Au fond de tout cela, il y va de notre conception de l’homme : ou bien chose parmi les chose, défini par ses attributs (animal rationale, type psychologique, item du DSM4…) ou bien pure possibilité et toujours au delà de ce que je peux en dire.
L’Ethique est, d’abord, ma manière singulière d’habiter le monde et, dans le monde, il y a les autres, « l’être avec » écrit Heidegger, et de l’assumer en tant que tel: ne pas ceder sur son désir murmure Lacan derrière son Divan, rester fidèle à la vérité de l’evénement qui m’arrache hors de moi même répond Badiou.
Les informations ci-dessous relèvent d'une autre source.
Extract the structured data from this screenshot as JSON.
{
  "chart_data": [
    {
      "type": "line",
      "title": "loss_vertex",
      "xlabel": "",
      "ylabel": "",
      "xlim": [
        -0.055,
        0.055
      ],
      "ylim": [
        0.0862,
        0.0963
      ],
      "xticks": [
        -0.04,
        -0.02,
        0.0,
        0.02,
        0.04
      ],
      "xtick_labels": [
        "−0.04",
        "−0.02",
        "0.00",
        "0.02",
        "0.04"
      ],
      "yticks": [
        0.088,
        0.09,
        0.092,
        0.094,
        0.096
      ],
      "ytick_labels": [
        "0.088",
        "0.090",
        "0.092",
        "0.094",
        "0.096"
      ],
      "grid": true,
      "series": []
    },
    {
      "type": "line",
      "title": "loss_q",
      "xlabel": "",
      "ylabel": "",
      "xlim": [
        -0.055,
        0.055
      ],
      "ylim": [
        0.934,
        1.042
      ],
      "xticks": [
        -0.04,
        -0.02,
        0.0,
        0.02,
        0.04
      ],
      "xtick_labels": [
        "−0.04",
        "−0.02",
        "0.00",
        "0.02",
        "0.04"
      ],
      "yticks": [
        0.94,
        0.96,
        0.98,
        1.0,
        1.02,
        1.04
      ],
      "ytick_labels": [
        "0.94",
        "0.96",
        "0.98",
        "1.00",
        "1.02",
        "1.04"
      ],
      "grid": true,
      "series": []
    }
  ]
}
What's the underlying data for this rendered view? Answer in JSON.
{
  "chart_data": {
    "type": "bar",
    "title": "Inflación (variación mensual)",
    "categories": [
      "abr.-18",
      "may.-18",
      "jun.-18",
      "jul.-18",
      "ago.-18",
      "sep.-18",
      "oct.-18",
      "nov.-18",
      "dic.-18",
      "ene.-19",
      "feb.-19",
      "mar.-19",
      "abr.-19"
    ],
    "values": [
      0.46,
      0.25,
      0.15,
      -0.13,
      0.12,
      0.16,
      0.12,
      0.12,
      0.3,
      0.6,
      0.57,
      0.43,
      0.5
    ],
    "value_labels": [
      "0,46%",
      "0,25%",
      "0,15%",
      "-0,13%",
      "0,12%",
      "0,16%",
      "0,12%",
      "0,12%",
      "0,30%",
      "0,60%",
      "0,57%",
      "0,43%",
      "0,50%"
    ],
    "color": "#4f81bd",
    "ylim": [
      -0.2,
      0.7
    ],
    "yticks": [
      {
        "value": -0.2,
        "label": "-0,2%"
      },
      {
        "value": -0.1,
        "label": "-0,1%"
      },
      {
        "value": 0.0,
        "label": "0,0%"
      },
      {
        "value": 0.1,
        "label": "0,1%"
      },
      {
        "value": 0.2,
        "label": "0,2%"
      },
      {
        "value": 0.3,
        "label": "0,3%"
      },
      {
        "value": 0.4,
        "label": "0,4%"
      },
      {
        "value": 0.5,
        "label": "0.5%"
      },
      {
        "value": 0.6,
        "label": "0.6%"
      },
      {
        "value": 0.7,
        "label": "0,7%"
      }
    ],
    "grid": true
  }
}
C’est pourquoi je crois utile de livrer à votre réflexion ce texte de Patrick Colin sur l’Ethique, texte qui a servi de base au Séminaire qu’il a animé sur le sujet dans le cadre du DESU Coaching à la Faculté d’Economie Appliquée de l’Université Paul Cezanne.
Les coachs y trouveront, s’ils acceptent de faire un pas de coté pour se laisser porter par « l’étonnement philosophique », à la fois matière à réflexion et des pistes pour asseoir leur posture à travers l’articulation de la « Parrhesia » , le Dire Vrai et le Kairos, le moment juste, l’intensité de l’instant.
Lucien Lemaire
École Européenne d’Hippo coaching et de Coaching à Médiation Corporelle (www.hippocoach.org)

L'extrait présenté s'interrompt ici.